L’obligation de l’employeur de faire porter/fournir le masque doit d’abord être mise en perspective avec les mesures régionales : En Région de Bruxelles-Capitale par ex., le port d’un masque est obligatoire pour les 12 ans et + dans les lieux publics et dans les lieux privés accessibles au public. Pour les entreprises bruxelloises accessibles au public, l’employeur doit veiller à ce que l’obligation régionale du port du masque soit respectée (par les travailleurs de l’entreprise, mais aussi pour les clients, fournisseurs et visiteurs.) 

Par ailleurs, le guide générique met en avant la concertation sociale (avec les travailleurs et les SEPP) et le fait que les mesures collectives (distanciation sociale, télétravail, horaires flottants…) ont la priorité sur les mesures individuelles tel le port du masque.
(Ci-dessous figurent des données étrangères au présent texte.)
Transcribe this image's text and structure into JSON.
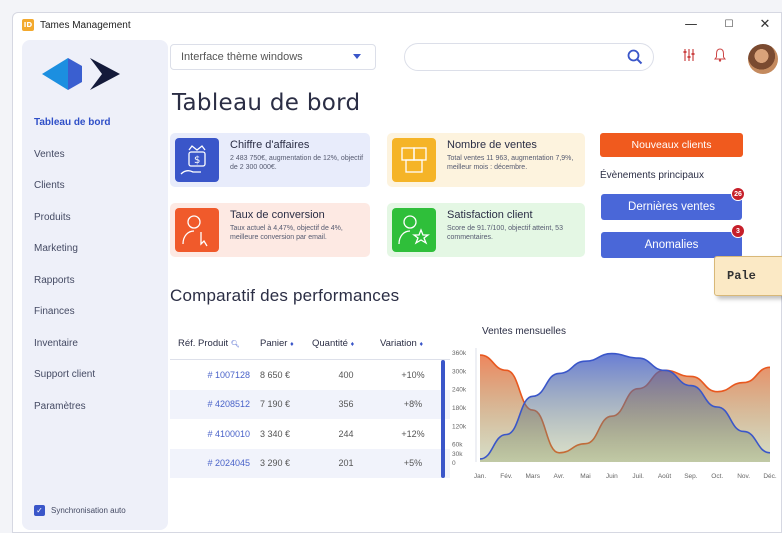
{
  "window": {
    "title": "Tames Management",
    "app_icon": "ID",
    "controls": [
      "—",
      "☐",
      "✕"
    ]
  },
  "sidebar": {
    "items": [
      {
        "label": "Tableau de bord",
        "active": true
      },
      {
        "label": "Ventes"
      },
      {
        "label": "Clients"
      },
      {
        "label": "Produits"
      },
      {
        "label": "Marketing"
      },
      {
        "label": "Rapports"
      },
      {
        "label": "Finances"
      },
      {
        "label": "Inventaire"
      },
      {
        "label": "Support client"
      },
      {
        "label": "Paramètres"
      }
    ],
    "sync_label": "Synchronisation auto",
    "sync_checked": true
  },
  "header": {
    "theme_select": "Interface thème windows",
    "search_placeholder": "",
    "icons": [
      "search-icon",
      "filter-icon",
      "bell-icon",
      "avatar"
    ]
  },
  "page_title": "Tableau de bord",
  "cards": [
    {
      "title": "Chiffre d'affaires",
      "desc": "2 483 750€, augmentation de 12%, objectif de 2 300 000€.",
      "color": "#e8ecfb",
      "icon_color": "#3a56c9",
      "icon": "money-hand-icon"
    },
    {
      "title": "Nombre de ventes",
      "desc": "Total ventes 11 963, augmentation 7,9%, meilleur mois : décembre.",
      "color": "#fdf3de",
      "icon_color": "#f5b427",
      "icon": "boxes-icon"
    },
    {
      "title": "Taux de conversion",
      "desc": "Taux actuel à 4,47%, objectif de 4%, meilleure conversion par email.",
      "color": "#fde9e3",
      "icon_color": "#f05a2b",
      "icon": "person-click-icon"
    },
    {
      "title": "Satisfaction client",
      "desc": "Score de 91.7/100, objectif atteint, 53 commentaires.",
      "color": "#e4f7e4",
      "icon_color": "#2fbf3a",
      "icon": "person-star-icon"
    }
  ],
  "actions": {
    "nouveaux_clients": "Nouveaux clients",
    "events_title": "Évènements principaux",
    "dernieres_ventes": "Dernières ventes",
    "dernieres_ventes_badge": "26",
    "anomalies": "Anomalies",
    "anomalies_badge": "3"
  },
  "palette_tip": "Pale",
  "section_title": "Comparatif des performances",
  "table": {
    "headers": [
      "Réf. Produit",
      "Panier",
      "Quantité",
      "Variation"
    ],
    "rows": [
      [
        "# 1007128",
        "8 650 €",
        "400",
        "+10%"
      ],
      [
        "# 4208512",
        "7 190 €",
        "356",
        "+8%"
      ],
      [
        "# 4100010",
        "3 340 €",
        "244",
        "+12%"
      ],
      [
        "# 2024045",
        "3 290 €",
        "201",
        "+5%"
      ]
    ]
  },
  "chart_data": {
    "type": "area",
    "title": "Ventes mensuelles",
    "categories": [
      "Jan.",
      "Fév.",
      "Mars",
      "Avr.",
      "Mai",
      "Juin",
      "Juil.",
      "Août",
      "Sep.",
      "Oct.",
      "Nov.",
      "Déc."
    ],
    "y_ticks": [
      "0",
      "30k",
      "60k",
      "120k",
      "180k",
      "240k",
      "300k",
      "360k"
    ],
    "series": [
      {
        "values": [
          10,
          90,
          215,
          290,
          330,
          355,
          340,
          300,
          250,
          180,
          100,
          30
        ],
        "color": "#3a56c9"
      },
      {
        "values": [
          350,
          300,
          170,
          30,
          60,
          150,
          240,
          300,
          280,
          230,
          260,
          310
        ],
        "color": "#e8581f"
      }
    ],
    "ylim": [
      0,
      360
    ]
  }
}
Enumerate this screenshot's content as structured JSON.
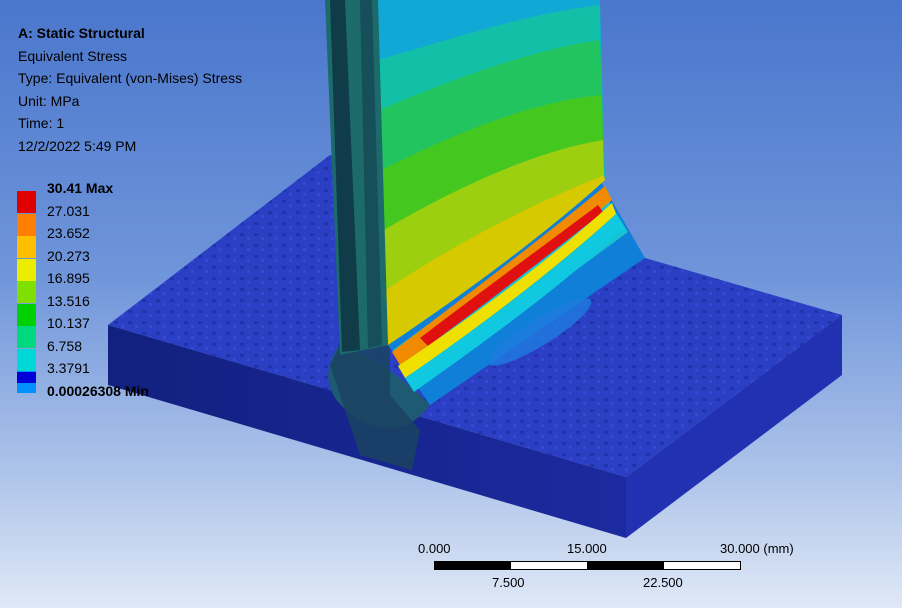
{
  "header": {
    "analysis": "A: Static Structural",
    "result": "Equivalent Stress",
    "type": "Type: Equivalent (von-Mises) Stress",
    "unit": "Unit: MPa",
    "time": "Time: 1",
    "timestamp": "12/2/2022 5:49 PM"
  },
  "legend": [
    {
      "label": "30.41 Max",
      "color": "#e00000",
      "bold": true
    },
    {
      "label": "27.031",
      "color": "#ff7f00",
      "bold": false
    },
    {
      "label": "23.652",
      "color": "#ffbf00",
      "bold": false
    },
    {
      "label": "20.273",
      "color": "#ecec00",
      "bold": false
    },
    {
      "label": "16.895",
      "color": "#7fdf00",
      "bold": false
    },
    {
      "label": "13.516",
      "color": "#00d000",
      "bold": false
    },
    {
      "label": "10.137",
      "color": "#00d880",
      "bold": false
    },
    {
      "label": "6.758",
      "color": "#00d8d8",
      "bold": false
    },
    {
      "label": "3.3791",
      "color": "#0090ff",
      "bold": false
    },
    {
      "label": "0.00026308 Min",
      "color": "#0000d8",
      "bold": true
    }
  ],
  "scale": {
    "top_labels": [
      "0.000",
      "15.000",
      "30.000 (mm)"
    ],
    "bottom_labels": [
      "7.500",
      "22.500"
    ]
  },
  "colors": {
    "background_top": "#4a76cc",
    "background_bottom": "#dfe8f6",
    "base_top": "#2a3fc4",
    "base_front": "#1b2a9a",
    "base_side": "#2230b2"
  }
}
C’est uniquement dans les situations où la distanciation sociale d’1,5 M ne peut être respectée et après l’épuisement des mesures collectives que le port du masque obligatoire sera envisagé.

Si l’entreprise arrive à la conclusion que le masque est obligatoire, il n’y a pas d’obligation formelle de le fournir mais il est néanmoins recommandé de le faire.

Les entreprises doivent identifier les situations problématiques sur base de leur analyse de risques.

Suite à cette analyse de risques, et dans le respect des principes relatifs au bien-être au travail, l’employeur détermine quelles mesures matérielles et organisationnelles doivent être prises pour :

  • éliminer les situations pouvant engendrer un danger – ex. : instauration du télétravail = Prévention primaire 
  • si ces situations ne peuvent pas être évitées, des mesures de prévention sont prises pour éviter qu’un dommage ne survienne – ex. : distanciation sociale, port du masque…= Prévention secondaire
  • si le dommage n’a pu être évité, il faut le limiter : ex. : Mise en quarantaine des travailleurs ayant été en contact avec une personne infectés = Prévention tertiaire            

L’obligation du port du masque dépend fortement de la nature des activités, de l’aménagement des locaux…Si l’approche s’intègre dans la politique de prévention de l’entreprise (et dans l’ensemble de mesures prises pour lutter contre le Covid) elle offrira plus de garanties d’adhésion des travailleurs.

C’est par ce biais-là en outre que l’employeur pourra contraindre le travailleur et sanctionner ses éventuels manquements puisqu’il pourra s’appuyer sur une décision qui aura été décidée en parfaite concertation.